Physiology and Biochemistry

Production of a Host-Specific, Wilt-Inducing Toxin in Apple Cell Suspension Cultures Inoculated with Erwinia amylovora. Shih -Tien Hsu, Department of Plant Pathology, University of Missouri, Columbia, MO 65201, Present address of senior author: Department of Plant Pathology, National Chung Hsing University, Taichung, Taiwan; Robert N. Goodman, Department of Plant Pathology, University of Missouri, Columbia, MO 65201. Phytopathology 68:351-354. Accepted for publication 10 August 1977. Copyright © 1978 The American Phytopathological Society, 3340 Pilot Knob Road, St. Paul, MN 55121. All rights reserved.. DOI: 10.1094/Phyto-68-351.

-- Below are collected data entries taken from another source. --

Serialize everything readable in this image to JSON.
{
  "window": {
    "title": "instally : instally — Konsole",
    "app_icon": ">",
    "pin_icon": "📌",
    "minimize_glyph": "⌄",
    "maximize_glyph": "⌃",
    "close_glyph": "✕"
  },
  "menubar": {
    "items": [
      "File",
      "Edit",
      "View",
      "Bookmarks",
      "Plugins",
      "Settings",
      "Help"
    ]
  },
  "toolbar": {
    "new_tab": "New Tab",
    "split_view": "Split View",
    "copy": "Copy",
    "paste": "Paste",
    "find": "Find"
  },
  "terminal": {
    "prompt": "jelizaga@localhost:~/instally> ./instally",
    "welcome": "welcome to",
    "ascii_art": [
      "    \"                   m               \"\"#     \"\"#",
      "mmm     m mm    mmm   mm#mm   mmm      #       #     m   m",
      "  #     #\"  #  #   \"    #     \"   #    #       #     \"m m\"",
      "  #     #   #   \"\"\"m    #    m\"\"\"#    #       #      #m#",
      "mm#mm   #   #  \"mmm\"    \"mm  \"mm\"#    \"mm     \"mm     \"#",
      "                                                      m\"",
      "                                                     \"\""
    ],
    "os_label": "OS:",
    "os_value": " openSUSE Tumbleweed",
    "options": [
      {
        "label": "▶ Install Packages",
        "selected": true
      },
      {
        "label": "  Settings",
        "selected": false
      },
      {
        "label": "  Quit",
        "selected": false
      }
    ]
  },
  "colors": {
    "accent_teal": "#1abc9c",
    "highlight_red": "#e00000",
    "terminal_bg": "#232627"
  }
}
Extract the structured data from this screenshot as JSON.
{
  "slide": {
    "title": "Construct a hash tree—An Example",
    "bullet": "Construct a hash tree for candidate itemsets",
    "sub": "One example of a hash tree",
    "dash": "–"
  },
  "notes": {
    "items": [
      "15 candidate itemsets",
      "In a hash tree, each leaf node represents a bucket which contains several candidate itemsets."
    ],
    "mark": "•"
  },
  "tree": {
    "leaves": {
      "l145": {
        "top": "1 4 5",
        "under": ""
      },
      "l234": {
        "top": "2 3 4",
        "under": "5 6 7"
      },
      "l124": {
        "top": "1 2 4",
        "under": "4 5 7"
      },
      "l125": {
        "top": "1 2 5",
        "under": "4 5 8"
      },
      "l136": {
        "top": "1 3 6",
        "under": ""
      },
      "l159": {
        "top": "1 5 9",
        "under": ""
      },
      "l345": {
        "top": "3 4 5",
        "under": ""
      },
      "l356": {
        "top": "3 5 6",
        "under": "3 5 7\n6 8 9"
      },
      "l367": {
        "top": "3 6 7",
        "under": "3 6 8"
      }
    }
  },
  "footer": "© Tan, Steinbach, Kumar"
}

A wilt-inducing toxin was detected in filtrates prepared from apple cell suspension cultures (ACSC) which had been inoculated with Erwinia amylovora. The toxin induced rapid wilting of susceptible host (apple) but not of nonhost plants (tomato and tobacco). The toxin was produced by a virulent strain but not by an avirulent strain of the pathogen. Growth of the virulent bacteria paralleled production of the toxin in the suspension cultures. The virulent strain of the bacterium produced high amounts of toxin in living ACSC, but little or none was produced in heat-killed ACSC or extracts of ACSC.